Петр, конечно, беспокоился. Но его беспокойство было примитивным, как и он сам. Он не думал о каких-то там психологических проблемах или, не дай бог, болезнях. Для него все объяснялось просто: «женские штучки».
– Наверное, ПМС, – делился он своими соображениями с друзьями-прихлебателями. – Или опять на диете сидит, вот и злая, и рассеянная. Бабы – они такие. Сегодня одно, завтра другое. Главное – не обращать внимания, само пройдет.
Он пытался быть с ней «как обычно» – грубовато-ласковым, немного наглым, таким, каким она, как ему казалось, его любила. Он дарил ей какие-то дурацкие безделушки, таскал ее на дискотеки, где она теперь больше сидела в углу, чем танцевала, пытался ее «растормошить». Но это не помогало. Оксана все больше замыкалась в себе, все больше отдалялась от него, от всего мира.
Иногда, глядя на нее, Петр чувствовал какой-то необъяснимый холодок. Словно его яркая, сильная Ксюха куда-то исчезала, а на ее месте оставалась какая-то бледная, безвольная копия. Но он тут же гнал от себя эти мысли. Ему не нравилось то, что он не мог понять и контролировать. А понимать Оксану он переставал все больше и больше. Но признаться в этом, даже самому себе, он не мог. Проще было списать все на «женские штучки» и ждать, когда «само пройдет». Вот только оно почему-то не проходило.
7.
Чувство вины грызло Инну Кудряшову, как голодный щенок старый ботинок. Она не могла забыть ни сцену с карикатурой, ни, тем более, эпизод с дохлой мышью. Каждый раз, когда она видела Стаса Прилукина – сгорбленного, одинокого, с этим его затравленным взглядом – ей становилось стыдно до тошноты. Она понимала, что ее молчание, ее пассивность делали ее соучастницей этой травли. И это осознание было невыносимым.
После нескольких дней мучительных колебаний она, наконец, решилась. Она подкараулила Стаса после уроков, когда он, как обычно, последним выходил из школы, стараясь остаться незамеченным.

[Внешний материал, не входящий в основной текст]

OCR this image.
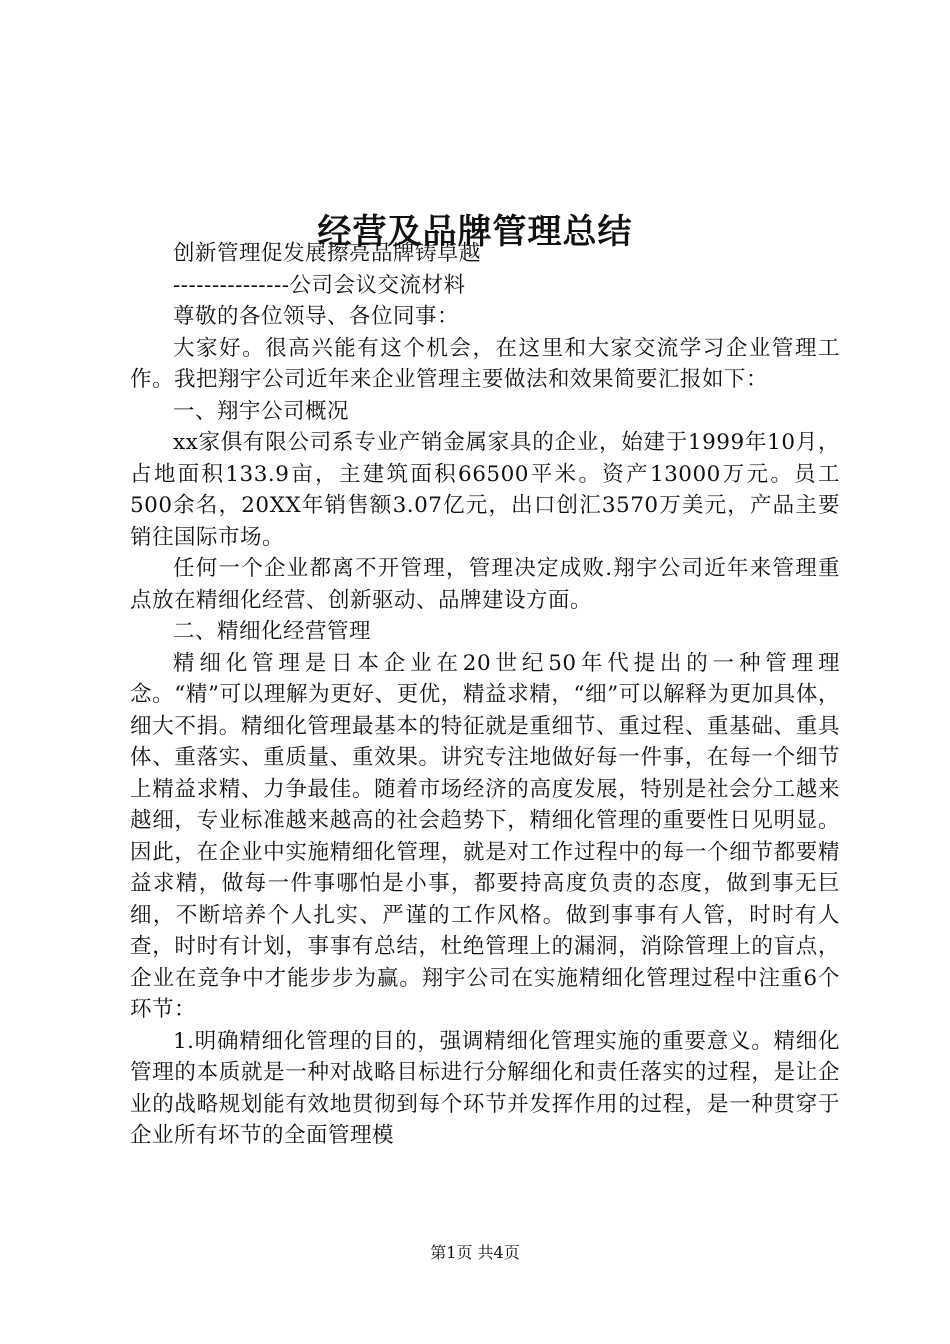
经营及品牌管理总结

创新管理促发展擦亮品牌铸卓越

---------------公司会议交流材料

尊敬的各位领导、各位同事：

大家好。很高兴能有这个机会，在这里和大家交流学习企业管理工作。我把翔宇公司近年来企业管理主要做法和效果简要汇报如下：

一、翔宇公司概况

xx家俱有限公司系专业产销金属家具的企业，始建于1999年10月，占地面积133.9亩，主建筑面积66500平米。资产13000万元。员工500余名，20XX年销售额3.07亿元，出口创汇3570万美元，产品主要销往国际市场。

任何一个企业都离不开管理，管理决定成败.翔宇公司近年来管理重点放在精细化经营、创新驱动、品牌建设方面。

二、精细化经营管理

精细化管理是日本企业在20世纪50年代提出的一种管理理念。“精”可以理解为更好、更优，精益求精，“细”可以解释为更加具体，细大不捐。精细化管理最基本的特征就是重细节、重过程、重基础、重具体、重落实、重质量、重效果。讲究专注地做好每一件事，在每一个细节上精益求精、力争最佳。随着市场经济的高度发展，特别是社会分工越来越细，专业标准越来越高的社会趋势下，精细化管理的重要性日见明显。因此，在企业中实施精细化管理，就是对工作过程中的每一个细节都要精益求精，做每一件事哪怕是小事，都要持高度负责的态度，做到事无巨细，不断培养个人扎实、严谨的工作风格。做到事事有人管，时时有人查，时时有计划，事事有总结，杜绝管理上的漏洞，消除管理上的盲点，企业在竞争中才能步步为赢。翔宇公司在实施精细化管理过程中注重6个环节：

1.明确精细化管理的目的，强调精细化管理实施的重要意义。精细化管理的本质就是一种对战略目标进行分解细化和责任落实的过程，是让企业的战略规划能有效地贯彻到每个环节并发挥作用的过程，是一种贯穿于企业所有坏节的全面管理模

第1页 共4页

– Стас! – окликнула она его, когда он уже почти скрылся за углом. Голос ее дрожал, а сердце колотилось так, словно готово было выпрыгнуть из груди.
Он остановился, медленно обернулся. Посмотрел на нее без всякого выражения, его серые глаза были пустыми, как заброшенные колодцы. Он не удивился, не спросил, чего ей нужно. Он просто ждал.
– Я… я хотела… – Инна запнулась, слова путались у нее в голове. – Я хотела извиниться. За то, что… ну, тогда… с мышью… и с рисунком… Я видела. И я… я ничего не сказала. Мне очень жаль.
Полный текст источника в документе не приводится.